In 1946 Alex married Susan Rabinowitz in Manhattan and he received a Ph.D. in Mathematics from MIT in 1948. He came to the University of Chicago Graduate School of Business in 1958 as professor of applied mathematics with a specialty in linear and nonlinear programming and computer applications, after a six year career at Burroughs Corporation as manager of a computer programming and application development department. He was a member of the universitys Institute for Computer Research, visiting professor at the London School of Economics, Georgia Institute of Technology, Hebrew University in Jerusalem and the University of Maryland, chairman of the Mathematical Programming Society (1983-86), and a long-term research consult on computer application systems to Inland Steel Company and Amoco Oil Company.

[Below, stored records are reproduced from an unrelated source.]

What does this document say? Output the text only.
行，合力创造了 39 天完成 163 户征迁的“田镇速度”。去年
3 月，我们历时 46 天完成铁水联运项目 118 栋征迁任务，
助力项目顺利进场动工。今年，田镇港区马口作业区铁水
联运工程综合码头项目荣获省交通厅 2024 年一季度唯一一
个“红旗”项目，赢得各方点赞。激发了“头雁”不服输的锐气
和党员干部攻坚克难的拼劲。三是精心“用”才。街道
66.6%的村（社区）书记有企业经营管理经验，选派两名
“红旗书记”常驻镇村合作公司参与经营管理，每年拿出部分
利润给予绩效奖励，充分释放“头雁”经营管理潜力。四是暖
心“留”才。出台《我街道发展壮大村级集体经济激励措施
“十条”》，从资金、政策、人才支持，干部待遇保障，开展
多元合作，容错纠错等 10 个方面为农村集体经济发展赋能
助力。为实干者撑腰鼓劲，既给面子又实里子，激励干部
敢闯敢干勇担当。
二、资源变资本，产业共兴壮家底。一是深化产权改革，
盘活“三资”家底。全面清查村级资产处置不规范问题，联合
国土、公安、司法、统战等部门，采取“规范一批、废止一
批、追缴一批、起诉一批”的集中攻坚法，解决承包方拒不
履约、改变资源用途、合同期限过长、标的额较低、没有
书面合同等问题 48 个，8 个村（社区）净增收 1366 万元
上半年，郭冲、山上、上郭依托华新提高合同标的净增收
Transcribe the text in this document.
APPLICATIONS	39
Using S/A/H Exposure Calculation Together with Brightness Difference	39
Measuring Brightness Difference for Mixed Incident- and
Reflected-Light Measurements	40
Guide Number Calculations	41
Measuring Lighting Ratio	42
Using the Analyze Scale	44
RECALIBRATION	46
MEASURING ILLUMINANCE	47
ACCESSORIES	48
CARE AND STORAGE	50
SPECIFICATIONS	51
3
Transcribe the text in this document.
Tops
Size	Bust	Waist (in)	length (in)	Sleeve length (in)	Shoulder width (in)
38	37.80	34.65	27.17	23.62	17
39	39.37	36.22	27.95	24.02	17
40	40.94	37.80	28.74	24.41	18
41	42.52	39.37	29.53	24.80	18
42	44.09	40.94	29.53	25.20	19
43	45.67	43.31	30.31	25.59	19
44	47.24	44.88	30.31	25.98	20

Alex remained on the University of Chicago faculty until 1987 and continued to be active as professor emeritus until his death. He also taught at the Knowledge Systems Institute and the Wake Forest Graduate School of Management. He was active in Hyde Park peace groups and an avid Shakespearian, tennis player and traveler. He is survived by his sister Lillian Lukaczer in Washington DC, daughter Ruth Leitner and son-in-law Gabriel, living in Israel, Jeannie Orden and son-in-law Don Moskowitz, in Boston, and son David Orden and daughter-in-law Denise, in Maryland. He has eight grandchildren and three great grandchildren. His wife of 56 years Susan passed away in 2002.